Sales Managers Should Possess the Ability to Partner, Serve, Protect and Coach
Categories: Front-line Managers
This blog contains content from Chapter 4 of our eBook - Coaching the Coaches: Five Lessons for Training Front-Line Sales Managers. Start from the beginning here.
“Someone is sitting in the shade today, because someone planted a tree a long time ago.” – Warren Buffett
Great sales managers understand the difference between their number one goal and their number one job. While their number one goal may be to make the revenue number, their number one job is to develop people. To truly develop a team of people, managers have to be great at performing four distinct elements of a sales management role:
PARTNER
A great sales manager is a partner who builds up a team and builds trust within the team. Partnering means offering help when needed and asking of others only what you would ask of yourself. It means being willing to do the job with the team, not for the team. And if there is an aspect of the work that you as the manager are not an expert in, it means identifying the expert who can help the team.
SERVE
A great sales manager serves the team collectively and individually. It means giving credit for deals to the appropriate team members, rather than claiming that victory yourself. It also means meeting people where they are. For example, if you tell a sales rep they are really good at closing deals, you don’t send them to a workshop on how to close deals. Maybe they need help negotiating better deals, so you find an opportunity that addresses developing that particular skill.
COACH
A great manager coaches and mentors team members. This is probably the biggest weakness in managers and undoubtedly the biggest opportunity for greatness. Some managers will forgo coaching because they don’t know how or don’t think they have the time. And they will instead rely on the rock star sellers. Perhaps they see a bit of themselves in these go-getters.

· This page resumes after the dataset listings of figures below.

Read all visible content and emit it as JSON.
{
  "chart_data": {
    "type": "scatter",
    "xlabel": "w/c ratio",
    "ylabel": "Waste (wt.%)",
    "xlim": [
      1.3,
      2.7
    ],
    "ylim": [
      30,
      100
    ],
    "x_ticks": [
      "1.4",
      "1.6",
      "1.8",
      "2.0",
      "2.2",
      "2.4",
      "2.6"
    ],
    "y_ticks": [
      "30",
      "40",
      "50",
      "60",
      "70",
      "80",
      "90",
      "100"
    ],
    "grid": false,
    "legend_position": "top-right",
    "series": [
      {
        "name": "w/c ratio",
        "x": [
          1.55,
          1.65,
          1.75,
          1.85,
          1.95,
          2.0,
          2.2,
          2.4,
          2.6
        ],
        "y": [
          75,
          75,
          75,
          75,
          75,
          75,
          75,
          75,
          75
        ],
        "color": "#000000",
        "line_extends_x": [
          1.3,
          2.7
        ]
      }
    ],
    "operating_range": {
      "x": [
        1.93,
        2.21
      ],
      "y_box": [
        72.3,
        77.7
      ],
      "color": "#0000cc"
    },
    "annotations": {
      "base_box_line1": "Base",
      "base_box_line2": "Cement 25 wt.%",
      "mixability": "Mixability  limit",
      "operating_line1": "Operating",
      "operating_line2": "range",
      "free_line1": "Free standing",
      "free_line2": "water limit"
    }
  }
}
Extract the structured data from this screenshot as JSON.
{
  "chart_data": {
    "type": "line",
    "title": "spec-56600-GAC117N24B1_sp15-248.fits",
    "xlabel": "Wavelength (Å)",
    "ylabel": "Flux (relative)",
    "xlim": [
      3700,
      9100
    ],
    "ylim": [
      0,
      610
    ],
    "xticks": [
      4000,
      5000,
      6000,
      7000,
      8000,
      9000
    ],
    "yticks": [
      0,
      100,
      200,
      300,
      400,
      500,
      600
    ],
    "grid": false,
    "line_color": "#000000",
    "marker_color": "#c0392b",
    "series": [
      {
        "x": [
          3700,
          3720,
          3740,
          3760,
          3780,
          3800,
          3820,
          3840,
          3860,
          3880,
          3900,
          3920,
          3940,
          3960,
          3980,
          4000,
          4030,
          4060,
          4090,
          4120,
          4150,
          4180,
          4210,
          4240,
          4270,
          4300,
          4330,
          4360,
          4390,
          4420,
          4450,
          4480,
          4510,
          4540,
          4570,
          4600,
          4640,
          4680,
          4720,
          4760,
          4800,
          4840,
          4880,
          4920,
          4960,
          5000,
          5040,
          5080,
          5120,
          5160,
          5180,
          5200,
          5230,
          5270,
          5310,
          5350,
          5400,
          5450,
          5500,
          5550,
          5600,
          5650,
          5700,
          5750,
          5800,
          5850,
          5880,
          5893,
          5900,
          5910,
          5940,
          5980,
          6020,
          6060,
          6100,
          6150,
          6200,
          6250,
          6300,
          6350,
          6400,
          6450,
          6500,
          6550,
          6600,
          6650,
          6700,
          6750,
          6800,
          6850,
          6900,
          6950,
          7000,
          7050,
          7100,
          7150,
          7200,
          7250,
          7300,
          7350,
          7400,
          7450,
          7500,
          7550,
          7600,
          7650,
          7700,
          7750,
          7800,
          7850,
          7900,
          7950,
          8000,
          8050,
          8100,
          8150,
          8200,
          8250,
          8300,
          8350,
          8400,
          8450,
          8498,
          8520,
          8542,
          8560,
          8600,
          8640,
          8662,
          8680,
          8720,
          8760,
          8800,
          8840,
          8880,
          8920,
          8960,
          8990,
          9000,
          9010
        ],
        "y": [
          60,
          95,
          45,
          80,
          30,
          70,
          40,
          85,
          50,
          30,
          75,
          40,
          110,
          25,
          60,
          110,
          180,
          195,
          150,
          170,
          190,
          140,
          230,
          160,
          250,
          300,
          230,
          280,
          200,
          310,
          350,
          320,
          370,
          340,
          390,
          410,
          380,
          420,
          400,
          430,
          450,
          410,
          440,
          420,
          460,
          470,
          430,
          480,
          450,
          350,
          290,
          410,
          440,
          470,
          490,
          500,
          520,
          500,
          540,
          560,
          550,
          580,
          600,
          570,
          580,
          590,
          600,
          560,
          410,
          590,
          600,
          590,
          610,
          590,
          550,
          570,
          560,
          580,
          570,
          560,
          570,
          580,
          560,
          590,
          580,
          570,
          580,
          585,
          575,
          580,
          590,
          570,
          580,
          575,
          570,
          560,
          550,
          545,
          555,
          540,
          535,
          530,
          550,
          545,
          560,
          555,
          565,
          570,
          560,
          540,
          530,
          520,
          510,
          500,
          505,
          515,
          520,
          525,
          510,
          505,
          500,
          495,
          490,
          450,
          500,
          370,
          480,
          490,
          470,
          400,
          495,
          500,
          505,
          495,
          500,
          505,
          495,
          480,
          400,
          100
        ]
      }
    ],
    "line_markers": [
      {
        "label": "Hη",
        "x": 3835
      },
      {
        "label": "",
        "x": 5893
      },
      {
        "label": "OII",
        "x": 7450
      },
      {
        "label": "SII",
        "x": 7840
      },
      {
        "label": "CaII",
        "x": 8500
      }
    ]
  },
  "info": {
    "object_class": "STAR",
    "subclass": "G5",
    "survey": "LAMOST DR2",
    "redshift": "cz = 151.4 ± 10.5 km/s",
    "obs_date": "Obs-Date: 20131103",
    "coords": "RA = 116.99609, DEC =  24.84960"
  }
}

CONSIDER THIS EXAMPLE: A manager has five sales reps, including one overachiever and one who is falling well short of his monthly or quarterly quota. To ensure that the entire team – and the manager – make quota, the sales manager takes a deal from the underachiever and assigns it to the overachiever, saying, “Hey, close this deal. I need it now.”
This is short-sighted. For starters, you might be sacrificing what could have been a bigger deal if longer negotiations had been allowed. More importantly, you are giving up the opportunity to coach a seller, who could apply your training to each and every future deal.
Great managers will invest the time to coach each member of their sales team, meeting each team member where they are. They focus on personal development plans, customized training and maniacal coaching. This is the value only excellent sales managers can deliver.
Great managers are great coaches. They’re taking the long view. They understand the team is the strongest when everyone is playing their best game. One disappointing quarter can provide the motivation to train everyone to do better the next quarter and the next one after that. Great managers know every team member can be better with some coaching. They might just end up coaching the next great sales managers, too.